How to track down your ancestry with DNA
Many can follow their ancestry as far back as 2,000 years.
In recent years DNA samples have become an increasingly more popular supplement to other sources when people investigate their ancestral heritage. Interest in tracing one’s ancestry has gained extra momentum lately in Norway, inspired by the Norwegian version of the TV show “Who Do You Think You Are?”, in which celebrities are helped to trace their family history.
That TV show involves travels and scholarly searches into church records and public archives.
So can you really just submit a DNA scraping from your mouth and get your whole family tree served on a platter?
“No, it is not that easy,” concluded the speakers at a recent conference about the use of DNA in ancestral heritage searches arranged by the Norwegian Biotechnology Advisory Board. Still, you can get plenty of answers – for better or worse.
Swab from your mouth
Carl Birger van der Hagen, a retired University of Oslo medical geneticist, explains what we can discover from sending a cell sample from our mouth cavity to American gene analysis firms found on the internet.

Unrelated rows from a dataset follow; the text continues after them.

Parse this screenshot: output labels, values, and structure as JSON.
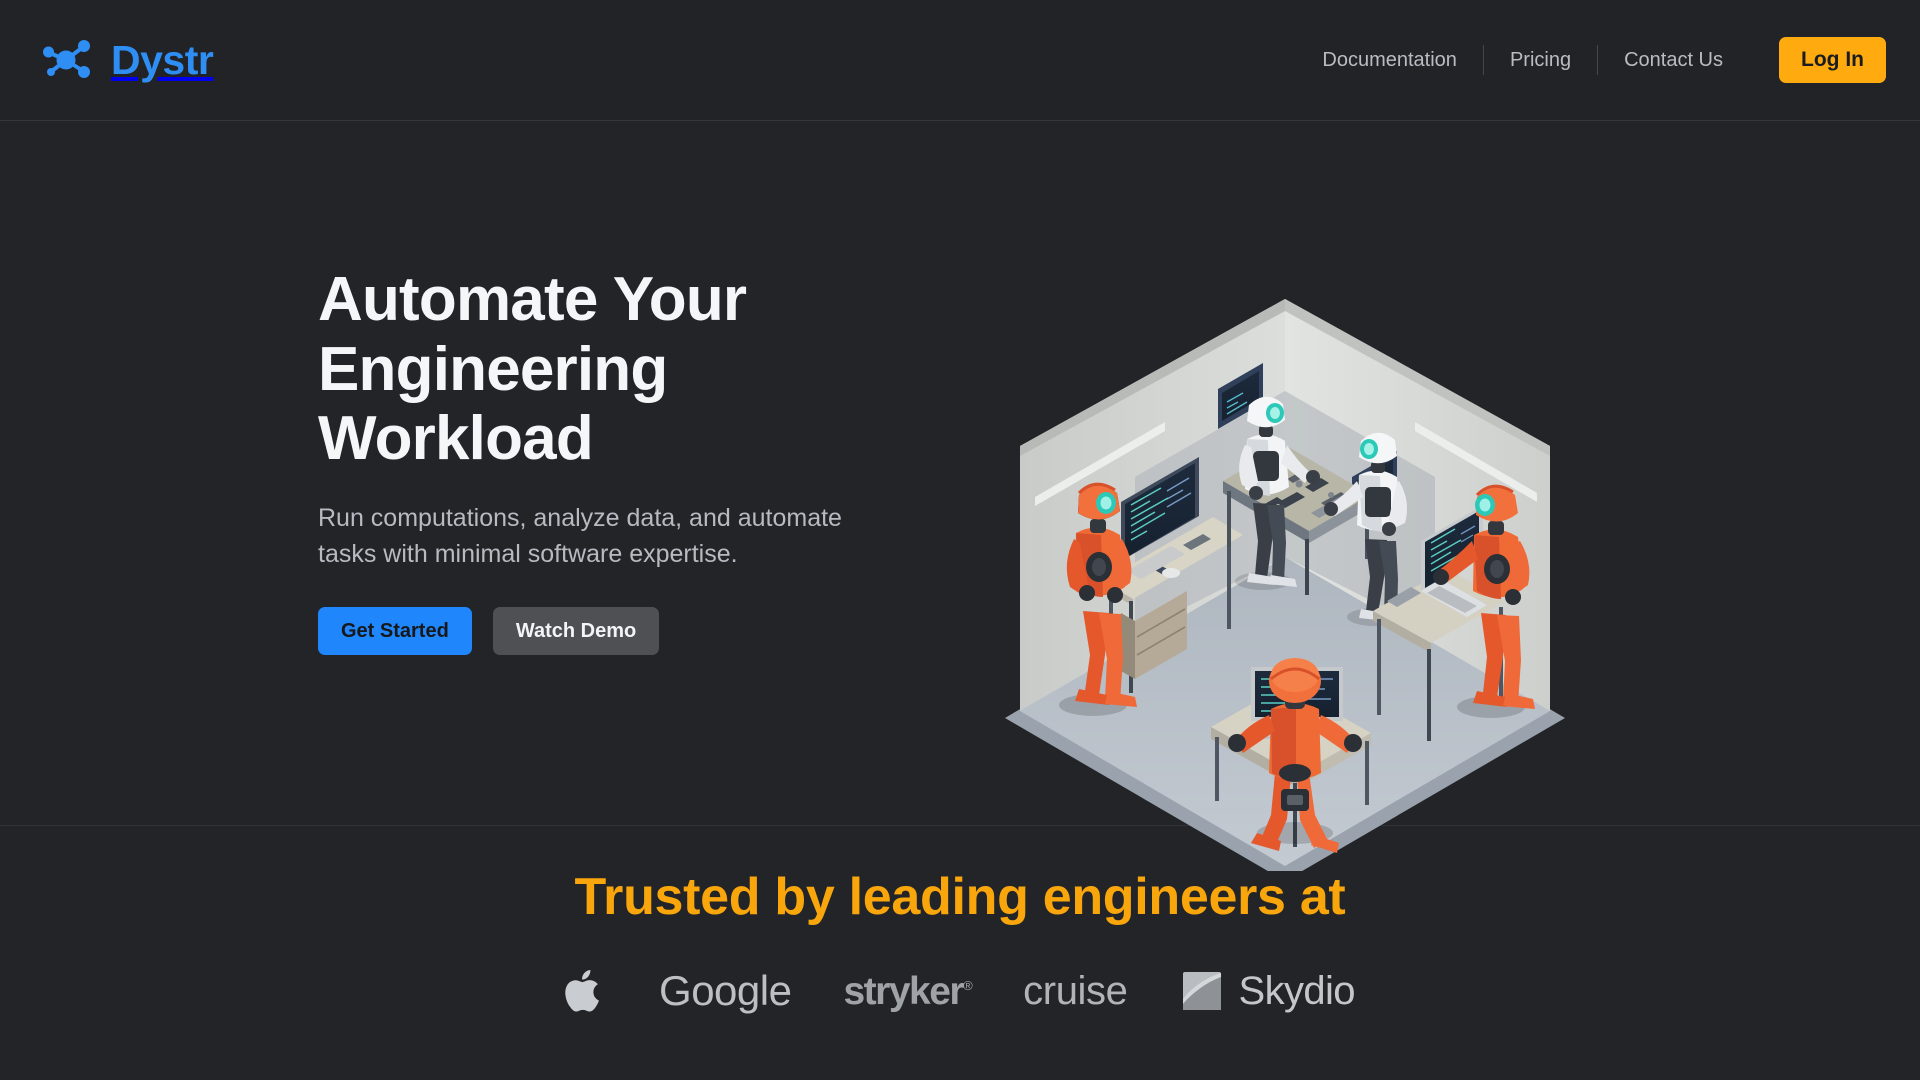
{
  "brand": {
    "name": "Dystr",
    "logo_icon": "network-nodes-icon",
    "color": "#2f8ef4"
  },
  "header": {
    "nav": [
      {
        "label": "Documentation"
      },
      {
        "label": "Pricing"
      },
      {
        "label": "Contact Us"
      }
    ],
    "login_label": "Log In",
    "login_color": "#ffab10"
  },
  "hero": {
    "title": "Automate Your Engineering Workload",
    "subtitle": "Run computations, analyze data, and automate tasks with minimal software expertise.",
    "primary_cta": "Get Started",
    "secondary_cta": "Watch Demo",
    "primary_color": "#1f87fb",
    "secondary_color": "#4e5054",
    "illustration": "isometric-robot-office-illustration"
  },
  "trusted": {
    "title": "Trusted by leading engineers at",
    "title_color": "#f9a60c",
    "logos": [
      {
        "name": "Apple",
        "type": "icon"
      },
      {
        "name": "Google",
        "type": "wordmark"
      },
      {
        "name": "stryker",
        "type": "wordmark",
        "superscript": "®"
      },
      {
        "name": "cruise",
        "type": "wordmark"
      },
      {
        "name": "Skydio",
        "type": "wordmark-with-mark"
      }
    ]
  }
}
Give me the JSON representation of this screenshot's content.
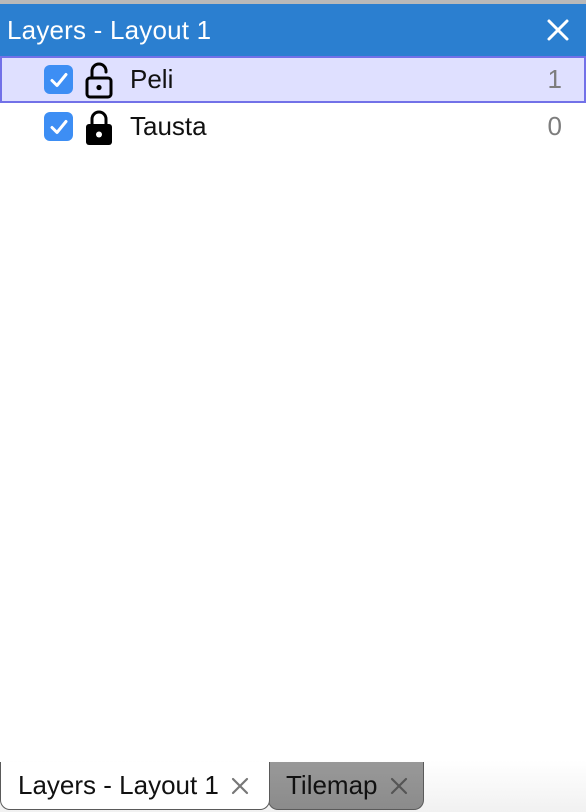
{
  "panel": {
    "title": "Layers - Layout 1"
  },
  "layers": [
    {
      "name": "Peli",
      "count": "1",
      "visible": true,
      "locked": false,
      "selected": true
    },
    {
      "name": "Tausta",
      "count": "0",
      "visible": true,
      "locked": true,
      "selected": false
    }
  ],
  "tabs": [
    {
      "label": "Layers - Layout 1",
      "active": true
    },
    {
      "label": "Tilemap",
      "active": false
    }
  ],
  "colors": {
    "titlebar": "#2b7fd0",
    "selected_row": "#dfe0ff",
    "selected_border": "#7271e8",
    "checkbox": "#3d8ef4"
  },
  "icons": {
    "close": "close-icon",
    "checkbox": "checkmark-icon",
    "unlocked": "lock-open-icon",
    "locked": "lock-closed-icon"
  }
}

He was a pioneer in using chromosomes for detecting genetic diseases. But the prime subject of the recent conference was heritage in a different light:
“To put it briefly, you can determine a relationship between parents and children and between siblings by means of a so-called autosomal test,” says the professor emeritus.
“In other words, this is a test of the chromosomes other than the sex chromosomes. You can learn a little about your probable geographical ancestry,” he explains.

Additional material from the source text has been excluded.